To see this working, head to your live site.

Edited: Jun 18, 2024

Subbuteo Ranking Concept - SubbutELO

Hi all,

There’s been lots of talk in the last few years about rankings in Subbuteo and their accuracy – whether it be FISTF, WASPA, or the English Championships, there’s always a discussion about their effectiveness. To be clear, I think all of these setups do good things – they each have their own goals and, although there are issues, it’s far better for them to exist than to not. This isn’t designed to replace any of them.

I wanted to see if there was another system that worked, specifically for the English circuit, for my two key aims – firstly, to see (regardless of lucky draws or number of events attended) if a ranking could reflect the pure skill of players; and secondly, to make the system relevant for all players rather than just the highest skill level. That’s where this comes in – the ELO ranking system.

The ELO ranking system isn’t a new concept – it’s currently being used by millions worldwide through chess, and FIFA even use it to rank every country in football (might be an interesting one to look at during the Euros!). What I’ve created is an adaptation of FIFA’s edition to apply to the Subbuteo dynamic.

HOW DOES IT WORK? The Basics

To start off, every player has a point score – this value represents their skill. Higher scores represent higher skills players – for this, the average score across all players is around 100, with new players being around 50, and the elite around 150.

This score will increase upon winning and decrease upon losing every match – the winner takes these points from the loser. However, the real benefit of this system lies within a single detail – the amount of points you gain or lose after each match. There are two key factors that go into this: the difference in skill between players, and goal difference. These will be explained properly in the “Details” section at the end of the article.

Each player will go into an event and play their games as normal – regardless of whether it’s a swiss system, groups, or otherwise. This system will simply look at the results post-event, calculate the points change for each player across their games, and player ranks will change. This rank will not reset after each event or season.

It sounds complicated, but for the players and organisers themselves it’s very straightforward – they just need to go and do events as normal.

Why bother with it? (Advantages)

This system isn’t perfect – none are. But it does provide certain perks that other ranking systems might not:

>Luck of the draw is currently seen as a huge aspect of outcomes within the championships, especially this year with such a high amount of players – this was perhaps the largest criticism received. However, turning to a standard group stage, whilst slightly more appropriate, still faces the issue of lucky/unlucky draws greatly affecting results. The ELO system, with its points adjusting based on your opponent in each match, greatly minimises the effect of getting an easy or difficult draw.

>Applicable to any tournament style. These rankings look at each match individually, rather than the overall result of any event. This means that whether Swiss, Groups, or otherwise is used to match players together, this ranking system will still work. This means that event organisers would not have to adhere to any specific format.

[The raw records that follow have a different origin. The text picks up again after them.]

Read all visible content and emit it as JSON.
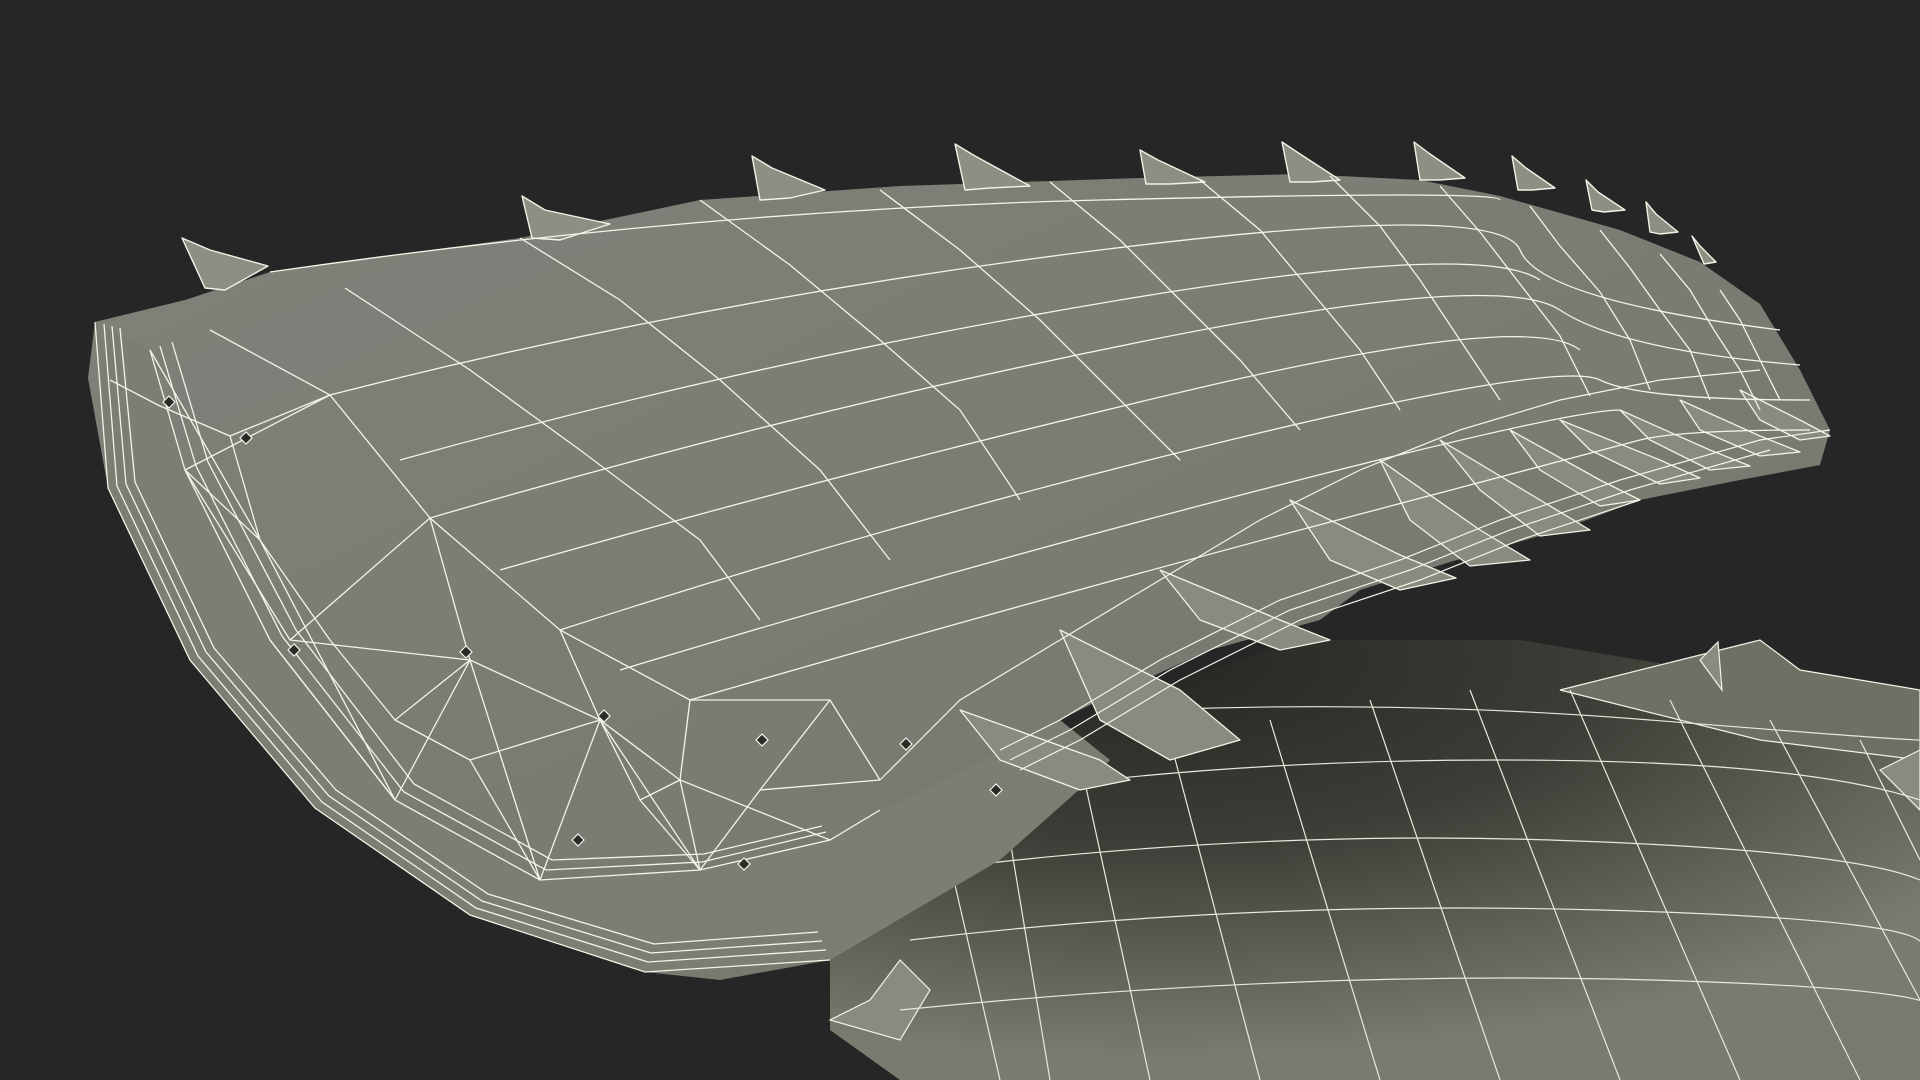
{
  "scene": {
    "background_color": "#262626",
    "mesh_fill_color": "#7b7c70",
    "mesh_dark_color": "#2f302b",
    "wire_color": "#f2f2e6",
    "render_mode": "wireframe-over-shaded",
    "subject": "3d-mesh-spiny-plate"
  }
}
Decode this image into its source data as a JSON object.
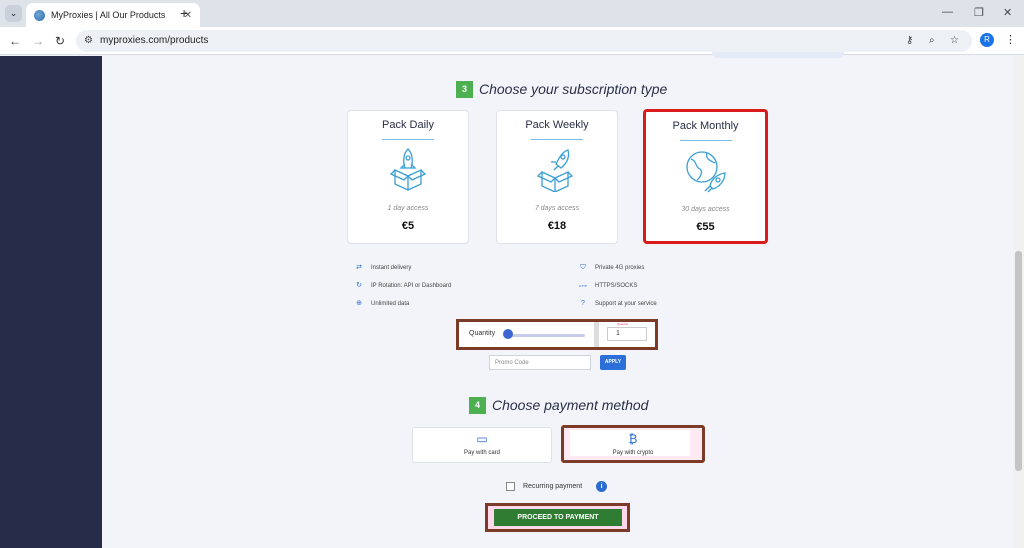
{
  "browser": {
    "tab_title": "MyProxies | All Our Products",
    "url": "myproxies.com/products",
    "profile_initial": "R"
  },
  "step3": {
    "num": "3",
    "title": "Choose your subscription type"
  },
  "plans": [
    {
      "name": "Pack Daily",
      "access": "1 day access",
      "price": "€5",
      "selected": false,
      "icon": "rocket-box-icon"
    },
    {
      "name": "Pack Weekly",
      "access": "7 days access",
      "price": "€18",
      "selected": false,
      "icon": "rocket-box-icon"
    },
    {
      "name": "Pack Monthly",
      "access": "30 days access",
      "price": "€55",
      "selected": true,
      "icon": "globe-rocket-icon"
    }
  ],
  "features": {
    "left": [
      "Instant delivery",
      "IP Rotation: API or Dashboard",
      "Unlimited data"
    ],
    "right": [
      "Private 4G proxies",
      "HTTPS/SOCKS",
      "Support at your service"
    ]
  },
  "quantity": {
    "label": "Quantity",
    "value": "1",
    "tiny": "Quantity"
  },
  "promo": {
    "placeholder": "Promo Code",
    "apply": "APPLY"
  },
  "step4": {
    "num": "4",
    "title": "Choose payment method"
  },
  "payment": {
    "card": "Pay with card",
    "crypto": "Pay with crypto",
    "selected": "crypto"
  },
  "recurring": {
    "label": "Recurring payment",
    "info": "i"
  },
  "proceed": "PROCEED TO PAYMENT"
}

>Useful for all players. Many ranking systems are only relevant to those at the very top – however I would hope that this can be utilized by players of all skill levels.

>It gets more accurate as time goes on. Admittedly, my formula wasn’t perfected until very recently – you’ll notice a few strange outcomes in the upcoming results. However, from this point forward, everybody’s skill should be reflected quite clearly, especially after each new event played.

>Scores are not reset – a fair criticism of the current English Championships is that the event’s points reset each year, meaning that there is no long-term impact of these results. The ELO system is ongoing, so a single poor performance does not mean you should give up for the season.

>It can be used for seeding non-FISTF events.

>It’s systematic and mathematical. No bias.

In Practice: The current rankings

So, how about we put these ideas into practice? Behind the scenes for the last 18 months or so, I’ve been using this system with 18 major English events to see if it works. The system has changed and improved throughout this time, but the core idea has always been the same.

The 18 events include the 12 English Championship events (starting from January 2023) as well the following 6 events which were held in a professional context with at least 32 players: Pedmore (Sept 23), Leicester (Sept 23), Chasers (Oct 23), Pedmore (Dec 2023), Haverhill (April 24), and Andover (May 24). Notably, FISTF tournaments were not included – this is because those results would suddenly introduce a large number of foreign players who cannot be relied on to be a consistent part of this system.

I have attached an excel document that gives details of every event from September 2023 onwards, including the exact point changes for every player after every event. Filtering to only include those who have played at least 3 events since September, here is the current leaderboard:

I’ll not go on about these results too much – interpret as you will. Some players seem a bit out of place, but I trust that this will be adjusted in the new season very quickly.

Going forward

The next important question – okay, we’ve got this system, but what do we actually do with it? It’s something I’m not too sure on myself. For now, I’m going to keep updating it with results and refining it to be as accurate as possible, and will make a post showcasing this every once in a while. If anybody has ideas for how this can be utilised, please let me know – until then, it’ll be a more statistical version of Bookie Bob.

Aside from the six English Championship events, the criteria for events to be included in this system going forward will be: English event; hosts up to at least 24 or 32 players (Undecided); run using standard FISTF rules; held in at least a semi-professional context.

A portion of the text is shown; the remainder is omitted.